BA: Relevance Measures in Temporal Heterogeneous Information Networks

Author: Fabian Krüger

Supervisors:

Prof. Dr. Matthias Renz

Christian Beth, M.Sc.

Temporal HIN example from PANGAEA-dataset.

An example excerpt of the PANGAEA-dataset, modelled as a temporal HIN.

Abstract

Many correlations and real systems can be modeled as heterogeneous information networks (HIN). Other than homogeneous information networks a HIN is a directed graph containing more than one type of nodes or more than one type of edges. To measure the relevance of two of these nodes, we use Struct Count and Structure Constrained Subgraph Expansion (SCSE) for meta structures. These measurement methods differently indicate how much two nodes are related to a given meta structure.
Therefore we search for instances in the given graph topologically along with the layer of a meta structure. Meta structures describe the relationship of one node to another by indicating types of edges. As opposed to meta paths they are more expressive. Meta paths can be considered as special meta structures that have no branches.
Current publications do not consider temporal aspects measuring relevance with meta structures in HINs. For that reason, different concepts are presented in this thesis. Furthermore, we implement an HIN in Python with the help of the NetworkX package, we add Struct Count and SCSE to it and evaluate the new approaches.

BA: Verortung von Fotodateien aus dem Kieler Stadtarchiv auf der Basis von Textlabels

Supervisors:

Prof. Dr. Matthias Renz

Christian Beth, M.Sc.

Abstract

Viele Institutionen besitzen historisch gewachsene Datensammlungen mit hohem Informationsgehalt, die aufgrund ihrer Form jedoch oft nur manuell verarbeitet werden können. Durch die Anreicherung mangelhaft strukturierter Datenbestände mit strukturierten Metadaten können für diese Datenbestände moderne Verfahren der automatisierten Erkenntnisgewinnung erschlosssen werden. In dieser Arbeit wird am Beispiel der Fotodatenbank des Kieler Stadtarchivs ein Verfahren entwickelt, mit dessen Hilfe automatisiert die in den den Fotos zugeordneten Textlabels vorkommenden Ortsangaben extrahiert und in einer strukturierten Form als zusätzliche Metadaten bereitgestellt werden können. Dazu werden die Textlabels auf das Vorkommen von Ortsbezeichnungen untersucht, welche dann durch Untersuchung ihres sprachlichen Kontextes weiter spezifiziert werden. Zusätzlich werden die erkannten Verortungen georeferenziert. Das Verfahren kann zu ca. 61% der vorliegenden Fotos eine Verortung extrahieren. Durch die Verortung und Georeferenzierung der Fotos können neue Nutzungsmöglichkeiten für die Sammlung, wie z.B. eine geographische Suche im Archivbestand ermöglicht werden. Das Beispiel zeigt, dass die automatisierte Aufbereitung größerer Datenbestände eine Alternative zur manuellen Strukturierung darstellen kann – oder sie zumindest stark vereinfacht.

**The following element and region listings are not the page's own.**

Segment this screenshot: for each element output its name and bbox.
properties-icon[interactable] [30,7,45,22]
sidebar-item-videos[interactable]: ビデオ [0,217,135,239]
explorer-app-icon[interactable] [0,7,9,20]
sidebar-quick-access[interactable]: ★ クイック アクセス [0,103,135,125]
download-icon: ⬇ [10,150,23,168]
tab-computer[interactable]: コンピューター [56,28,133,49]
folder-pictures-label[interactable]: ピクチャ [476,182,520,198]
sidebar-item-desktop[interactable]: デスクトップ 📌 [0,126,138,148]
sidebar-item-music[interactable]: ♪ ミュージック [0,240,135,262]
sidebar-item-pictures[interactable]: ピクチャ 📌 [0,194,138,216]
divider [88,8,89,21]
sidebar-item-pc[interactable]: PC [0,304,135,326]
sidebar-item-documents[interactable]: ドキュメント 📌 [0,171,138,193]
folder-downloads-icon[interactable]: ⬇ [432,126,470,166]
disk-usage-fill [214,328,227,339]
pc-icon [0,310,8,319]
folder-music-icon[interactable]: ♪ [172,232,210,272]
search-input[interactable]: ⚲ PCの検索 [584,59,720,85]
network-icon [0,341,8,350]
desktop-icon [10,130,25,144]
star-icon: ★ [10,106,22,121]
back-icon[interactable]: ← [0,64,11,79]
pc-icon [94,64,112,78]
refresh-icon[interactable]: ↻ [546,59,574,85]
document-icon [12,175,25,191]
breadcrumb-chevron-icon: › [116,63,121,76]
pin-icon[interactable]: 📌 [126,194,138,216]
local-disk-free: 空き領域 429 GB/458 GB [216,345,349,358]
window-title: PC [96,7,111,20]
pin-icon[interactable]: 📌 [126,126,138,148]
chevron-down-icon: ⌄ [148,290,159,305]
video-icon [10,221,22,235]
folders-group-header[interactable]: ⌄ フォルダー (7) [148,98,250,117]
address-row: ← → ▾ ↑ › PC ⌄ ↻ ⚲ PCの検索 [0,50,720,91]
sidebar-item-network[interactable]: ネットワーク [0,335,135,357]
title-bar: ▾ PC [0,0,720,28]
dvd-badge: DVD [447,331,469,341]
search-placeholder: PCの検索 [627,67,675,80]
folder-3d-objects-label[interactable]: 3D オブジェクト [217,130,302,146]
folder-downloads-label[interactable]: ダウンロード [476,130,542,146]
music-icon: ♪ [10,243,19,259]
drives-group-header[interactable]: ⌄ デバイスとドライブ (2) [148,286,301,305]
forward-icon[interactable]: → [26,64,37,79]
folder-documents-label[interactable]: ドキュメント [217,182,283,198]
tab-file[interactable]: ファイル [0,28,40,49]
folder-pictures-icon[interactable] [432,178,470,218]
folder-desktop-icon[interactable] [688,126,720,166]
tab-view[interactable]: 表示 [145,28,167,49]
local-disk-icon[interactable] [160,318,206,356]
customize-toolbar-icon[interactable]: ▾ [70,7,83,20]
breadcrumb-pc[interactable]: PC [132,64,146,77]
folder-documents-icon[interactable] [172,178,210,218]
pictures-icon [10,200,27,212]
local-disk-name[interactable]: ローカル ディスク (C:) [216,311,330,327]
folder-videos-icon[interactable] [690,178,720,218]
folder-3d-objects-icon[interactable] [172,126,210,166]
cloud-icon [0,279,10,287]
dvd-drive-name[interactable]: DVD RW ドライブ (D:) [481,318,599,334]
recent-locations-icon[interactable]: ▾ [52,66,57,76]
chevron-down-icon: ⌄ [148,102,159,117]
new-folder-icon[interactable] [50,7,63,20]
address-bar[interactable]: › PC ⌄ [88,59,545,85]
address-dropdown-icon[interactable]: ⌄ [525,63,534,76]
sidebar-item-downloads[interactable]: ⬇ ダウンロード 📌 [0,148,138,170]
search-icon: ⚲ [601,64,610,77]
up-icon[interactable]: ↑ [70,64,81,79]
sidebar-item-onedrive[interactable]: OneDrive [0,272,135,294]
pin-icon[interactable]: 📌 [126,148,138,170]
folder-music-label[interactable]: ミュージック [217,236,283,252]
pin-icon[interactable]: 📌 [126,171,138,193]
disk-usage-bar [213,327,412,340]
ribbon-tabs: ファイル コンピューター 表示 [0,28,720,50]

MA: Overcoming Oversmoothing in Graph Neural Networks

Author: Christian Beth, M.Sc.

Supervisor: Prof. Dr. Matthias Renz

Graph Attention Network (GAT) Convolution

Abstract

Graphs are data structures that see a wide variety in their fields of applications, ranging from medical and life science to social networks. Recently, graph neural networks (GNNs) have proven to be a seminal tool for solving a multitude of graph-related tasks across these domains, including representation learning, node classification, and link prediction. The success of these approaches is attributed to the effect of Laplacian smoothing over the node features that occurs during the GNN filtering. This Laplacian smoothing effectively acts as a low-pass filter over the node features, which functions as a de-noiser and thus improves feature quality and performance on the learning task. However, state-of-the-art architectures run into the problem of oversmoothing when too many GNN layers are stacked. Oversmoothing occurs when the filtered features become too similar to each other - to the point where they become hard to distinguish for a learning task, which can greatly hurt performance. To overcome the oversmoothing problem, this work proposes a high-pass filter that - similarly to edge detectors in convolutional neural networks (CNNs) - highlights signal parts where large changes occur. Finally, the approach is evaluated in comparison to several state-of-the-art architectures on various real-world graphs.